Solté un resoplido mientras me quitaba los guantes y los dejaba colgando del cinturón. Con la ayuda de Jenks, me quité mi propio equipo y me sentí cien veces más ligera. En algún punto del trayecto me había vuelto a abrir las heridas de los nudillos, pero tenía las manos demasiado frías para que sangrasen. Miré aquellas heridas de bordes blanquecinos; a ese paso, nunca se me curarían.

Marshal se puso en pie, enfundado en su traje hecho a medida, de tonos dorados y negros, con las gafas descansando sobre la cabeza.

—Rachel —me llamó, con los ojos castaños cargados de preocupación—. He cambiado de idea. No me parece bien dejarte aquí.

Jenks me miró, y yo reprimí un suspiro; casi había esperado aquello.

—Te lo agradezco —respondí, intentando ponerme de pie solo para volver a caer—, pero lo mejor que puedes hacer es volver a tu lancha y pasar el resto del día como si nunca hubieses oído hablar de mí. Si algún hombre lobo viene a preguntar por mí, dile que me sacaste en tu lancha y que te golpeé en la cabeza y robé el equipo. No fuiste a la SI porque te sentías avergonzado.

A mi lado, Jenks comprobaba el musculado físico de Marshal, completamente definido bajo el neopreno, y soltó una risita. Marshal sonrió ampliamente, con las gotas de agua brillando en su rostro.

—Realmente eres un caso, Rachel. Quizá…

Con las aletas y el equipo en la mano, me dirigía la playa para quitarme el traje.

—Nada de quizá —respondí, sin echar la vista atrás. Cuando mis pies descalzos chapotearon sobre aquellas pequeñas olas que llegaban a la arena, dejé caer todo y me quedé solo con la riñonera, mientras buscaba una línea luminosa, pero no encontré ninguna. No me sorprendía. Había almacenado la energía en mi cabeza, pero no podía crear un círculo a menos que contactase con una línea. Aquello me limitaría, aunque no me haría más débil.

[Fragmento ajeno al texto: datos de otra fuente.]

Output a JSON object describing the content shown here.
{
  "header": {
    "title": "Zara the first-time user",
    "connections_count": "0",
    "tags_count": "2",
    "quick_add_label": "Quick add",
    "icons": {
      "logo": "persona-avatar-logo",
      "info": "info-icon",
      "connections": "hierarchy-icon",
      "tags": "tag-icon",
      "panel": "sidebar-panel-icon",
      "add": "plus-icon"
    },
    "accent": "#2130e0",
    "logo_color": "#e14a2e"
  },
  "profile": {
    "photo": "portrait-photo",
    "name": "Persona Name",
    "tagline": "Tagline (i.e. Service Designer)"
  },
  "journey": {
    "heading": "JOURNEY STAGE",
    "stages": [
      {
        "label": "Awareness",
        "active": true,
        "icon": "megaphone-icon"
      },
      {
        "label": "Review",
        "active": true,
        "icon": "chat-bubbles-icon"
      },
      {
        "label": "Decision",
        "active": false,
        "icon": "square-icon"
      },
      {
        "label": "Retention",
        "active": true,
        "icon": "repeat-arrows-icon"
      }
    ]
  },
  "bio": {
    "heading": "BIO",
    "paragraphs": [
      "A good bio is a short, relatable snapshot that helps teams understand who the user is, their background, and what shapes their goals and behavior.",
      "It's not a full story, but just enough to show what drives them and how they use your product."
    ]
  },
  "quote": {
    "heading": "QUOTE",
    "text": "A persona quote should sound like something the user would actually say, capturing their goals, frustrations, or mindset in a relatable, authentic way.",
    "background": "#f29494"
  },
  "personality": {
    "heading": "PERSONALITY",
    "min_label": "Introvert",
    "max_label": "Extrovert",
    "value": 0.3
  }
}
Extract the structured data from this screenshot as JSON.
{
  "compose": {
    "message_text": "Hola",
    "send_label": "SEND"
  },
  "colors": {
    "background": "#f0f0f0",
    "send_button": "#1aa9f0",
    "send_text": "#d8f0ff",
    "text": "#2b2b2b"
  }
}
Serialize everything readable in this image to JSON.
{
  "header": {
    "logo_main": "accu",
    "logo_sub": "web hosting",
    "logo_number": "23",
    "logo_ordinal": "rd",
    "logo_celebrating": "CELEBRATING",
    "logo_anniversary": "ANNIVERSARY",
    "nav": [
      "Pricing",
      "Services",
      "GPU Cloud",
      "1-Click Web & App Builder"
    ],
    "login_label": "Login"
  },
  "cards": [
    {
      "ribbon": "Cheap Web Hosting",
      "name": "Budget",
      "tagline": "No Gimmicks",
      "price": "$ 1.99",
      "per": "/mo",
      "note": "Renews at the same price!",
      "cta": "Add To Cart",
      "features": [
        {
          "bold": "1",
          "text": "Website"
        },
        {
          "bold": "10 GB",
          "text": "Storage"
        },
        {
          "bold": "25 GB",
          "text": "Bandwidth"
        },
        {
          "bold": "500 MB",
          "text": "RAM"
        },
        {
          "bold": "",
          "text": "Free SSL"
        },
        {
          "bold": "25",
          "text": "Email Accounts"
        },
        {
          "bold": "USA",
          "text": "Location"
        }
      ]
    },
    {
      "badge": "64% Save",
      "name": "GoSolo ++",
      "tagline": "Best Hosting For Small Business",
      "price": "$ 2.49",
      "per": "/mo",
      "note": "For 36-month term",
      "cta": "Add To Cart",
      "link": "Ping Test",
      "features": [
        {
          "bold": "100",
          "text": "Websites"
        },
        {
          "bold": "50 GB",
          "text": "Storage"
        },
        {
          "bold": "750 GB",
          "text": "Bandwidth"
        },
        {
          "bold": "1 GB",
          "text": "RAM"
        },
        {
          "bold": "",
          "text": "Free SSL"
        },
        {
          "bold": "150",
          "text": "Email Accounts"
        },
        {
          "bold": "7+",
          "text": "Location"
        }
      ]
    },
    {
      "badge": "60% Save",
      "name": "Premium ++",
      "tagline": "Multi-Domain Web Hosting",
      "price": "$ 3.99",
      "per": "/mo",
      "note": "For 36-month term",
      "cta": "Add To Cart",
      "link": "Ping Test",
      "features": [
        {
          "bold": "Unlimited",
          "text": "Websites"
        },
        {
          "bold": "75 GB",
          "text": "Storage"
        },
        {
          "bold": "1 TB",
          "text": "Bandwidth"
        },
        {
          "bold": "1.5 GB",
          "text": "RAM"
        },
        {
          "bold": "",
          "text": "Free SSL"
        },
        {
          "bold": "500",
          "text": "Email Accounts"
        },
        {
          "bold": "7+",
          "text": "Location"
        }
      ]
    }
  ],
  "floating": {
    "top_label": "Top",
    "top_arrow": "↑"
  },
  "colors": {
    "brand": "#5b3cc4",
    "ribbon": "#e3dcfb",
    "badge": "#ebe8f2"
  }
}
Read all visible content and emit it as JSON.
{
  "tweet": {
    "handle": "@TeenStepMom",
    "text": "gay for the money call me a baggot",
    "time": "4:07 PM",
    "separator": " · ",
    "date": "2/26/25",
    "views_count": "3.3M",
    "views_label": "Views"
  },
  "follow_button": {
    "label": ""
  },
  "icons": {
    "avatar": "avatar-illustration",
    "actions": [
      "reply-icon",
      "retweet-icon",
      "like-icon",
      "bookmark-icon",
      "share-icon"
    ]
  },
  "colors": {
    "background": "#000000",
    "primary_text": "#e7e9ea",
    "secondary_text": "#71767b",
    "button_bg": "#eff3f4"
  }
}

—Tengo tu tarjeta de visita en la lancha —insistió Marshal, que me estaba siguiendo. Jenks también venía tras de mí; su fuerza de pixie le permitía cargar con los equipos y las botellas de oxígeno de los dos.

—Quémala —le sugerí. Me tambaleé sobre aquella superficie formada de rocas suaves y pequeñas, y me senté en el suelo para evitar una caída. No me sentía para nada como James Bond mientras me sacaba un guijarro de debajo del trasero y lo lanzaba lejos.

Jenks lo dejó todo en el suelo, a mi lado, y se sentó conmigo con un suspiro de preocupación. Con su ayuda me quité el traje de neopreno, y me sentí fría y vulnerable.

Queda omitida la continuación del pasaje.